As an actor, Alec McCowen is among Britain's great classicists, but his personal tastes are perversely eclectic. He says he hates ballet, Mozart and Billie Holiday, but is mad about Saturday Night Fever, Sibelius and Henry Winkler. "All the things you have to like are BORRRING!" he snorts. "It is lovely to go against the rules and do material that is not obvious." Now, at 53, the iconoclastic McCowen has confounded his world of admirers once again, creating a one-man stage piece out of St. Mark's Gospel. It was a succès fou in London and a sellout last month in New York despite the newspaper strike, and still would be except that Alec committed himself to 12 more U.S. cities in the next 10 weeks.

"My friends were horrified," McCowen laughs, when he first revealed he was embarked on a 16-month project to memorize the 678 verses of the King James version. "Some thought it was for the Guinness Book of World Records, but after I had read the first three chapters I knew it was the best script I'd ever had." He performs on a bare stage with a table, three chairs, a pitcher of water, a glass and a minuscule copy of the Testament which he can refer to should his memory fail (it never has). "I wanted to get away from any churchy atmosphere," he explains, "away from the overreverent approach to the Bible." A nonchurchgoer, Alec reports, "I have tended to worship God in fields, and the story of Jesus takes place in the terrific heat of the country. That is why I wear a blazer and an open-neck shirt. I like to get the feeling of the sun, dust and long walks." When McCowen finishes a performance, he's thirsty, he says—preferably for dry martinis.
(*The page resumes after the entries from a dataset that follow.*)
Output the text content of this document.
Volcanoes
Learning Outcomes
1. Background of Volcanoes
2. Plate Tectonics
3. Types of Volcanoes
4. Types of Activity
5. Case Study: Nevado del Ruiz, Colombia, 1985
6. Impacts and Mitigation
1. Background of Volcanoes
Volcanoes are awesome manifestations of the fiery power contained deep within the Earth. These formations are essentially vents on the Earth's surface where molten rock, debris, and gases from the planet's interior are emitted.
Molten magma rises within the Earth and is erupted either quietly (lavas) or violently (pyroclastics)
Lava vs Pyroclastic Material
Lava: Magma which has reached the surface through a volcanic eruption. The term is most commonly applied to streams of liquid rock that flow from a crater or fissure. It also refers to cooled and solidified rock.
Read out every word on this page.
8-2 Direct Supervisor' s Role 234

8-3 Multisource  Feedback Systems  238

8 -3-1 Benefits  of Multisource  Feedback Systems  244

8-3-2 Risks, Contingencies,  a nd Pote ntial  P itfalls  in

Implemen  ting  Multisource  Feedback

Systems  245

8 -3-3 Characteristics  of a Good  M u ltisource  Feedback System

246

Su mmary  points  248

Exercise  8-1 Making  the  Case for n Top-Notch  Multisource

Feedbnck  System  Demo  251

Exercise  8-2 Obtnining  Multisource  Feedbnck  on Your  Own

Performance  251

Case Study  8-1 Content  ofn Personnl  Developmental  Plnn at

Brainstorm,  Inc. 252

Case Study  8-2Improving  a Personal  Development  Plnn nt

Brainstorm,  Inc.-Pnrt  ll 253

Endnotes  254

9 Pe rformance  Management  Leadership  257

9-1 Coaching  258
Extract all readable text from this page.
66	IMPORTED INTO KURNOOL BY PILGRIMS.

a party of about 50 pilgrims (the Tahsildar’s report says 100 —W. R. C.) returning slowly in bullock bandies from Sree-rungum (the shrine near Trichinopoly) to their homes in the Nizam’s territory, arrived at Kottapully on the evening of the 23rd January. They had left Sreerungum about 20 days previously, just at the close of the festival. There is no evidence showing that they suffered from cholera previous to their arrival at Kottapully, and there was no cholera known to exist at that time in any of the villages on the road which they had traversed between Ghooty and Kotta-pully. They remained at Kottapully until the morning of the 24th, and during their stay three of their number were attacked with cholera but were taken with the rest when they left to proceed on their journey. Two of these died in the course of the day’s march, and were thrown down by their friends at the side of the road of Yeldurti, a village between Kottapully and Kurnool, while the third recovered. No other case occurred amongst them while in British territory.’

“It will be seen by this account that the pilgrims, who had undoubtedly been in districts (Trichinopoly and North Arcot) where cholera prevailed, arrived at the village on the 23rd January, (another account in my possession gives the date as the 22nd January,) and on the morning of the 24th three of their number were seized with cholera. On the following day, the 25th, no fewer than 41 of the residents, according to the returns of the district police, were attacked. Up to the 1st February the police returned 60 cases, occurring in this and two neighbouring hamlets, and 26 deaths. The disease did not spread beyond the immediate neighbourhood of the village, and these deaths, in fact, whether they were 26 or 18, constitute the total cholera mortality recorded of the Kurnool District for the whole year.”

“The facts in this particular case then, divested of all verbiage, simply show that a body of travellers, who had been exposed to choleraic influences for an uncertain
"The English simply cannot make them," he finds, which is one reason why Alec enjoyed his tour last week in Hartford and was looking forward to Cambridge this week and Cleveland next. Wherever he visits, McCowen sports an artificial daisy in his lapel and wears—the natives should be warned—a red sweater on "aggressive" days and a blue one when he's serene. It's just a defense. His longtime friend Nancy (Lou Grant) Marchand confides that the stage transforms Alec: "He's painfully shy, but the stage unlocks a personality full of dimension, humanity and wit."

The only son of a pram shop proprietor and a retired ballerina, McCowen almost stayed locked in his native Kent. "I always wanted to be an actor, but I didn't want to disappoint my parents." At 16, however, he enrolled in the Royal Academy of Dramatic Arts where he lasted for 18 shaky months before making his name in provincial rep and with the Old Vic. Alec is best known internationally for his portrayal of the crazed Pope in Hadrian VII and the brooding psychiatrist in Equus. His movies include Hitchcock's Frenzy and Travels with My Aunt.

Not married, he divides his time between a Kensington penthouse and a flat overlooking the English Channel. A traitor to his British heritage, he mutters, "I loathe pets. I'm my own pet." He likes to "bash out" show tunes on his upright piano and reads George Eliot, but as to true avocations, McCowen concedes, "I really did St. Mark's Gospel because I didn't have a hobby. Most actors, it seems to me, are happiest working."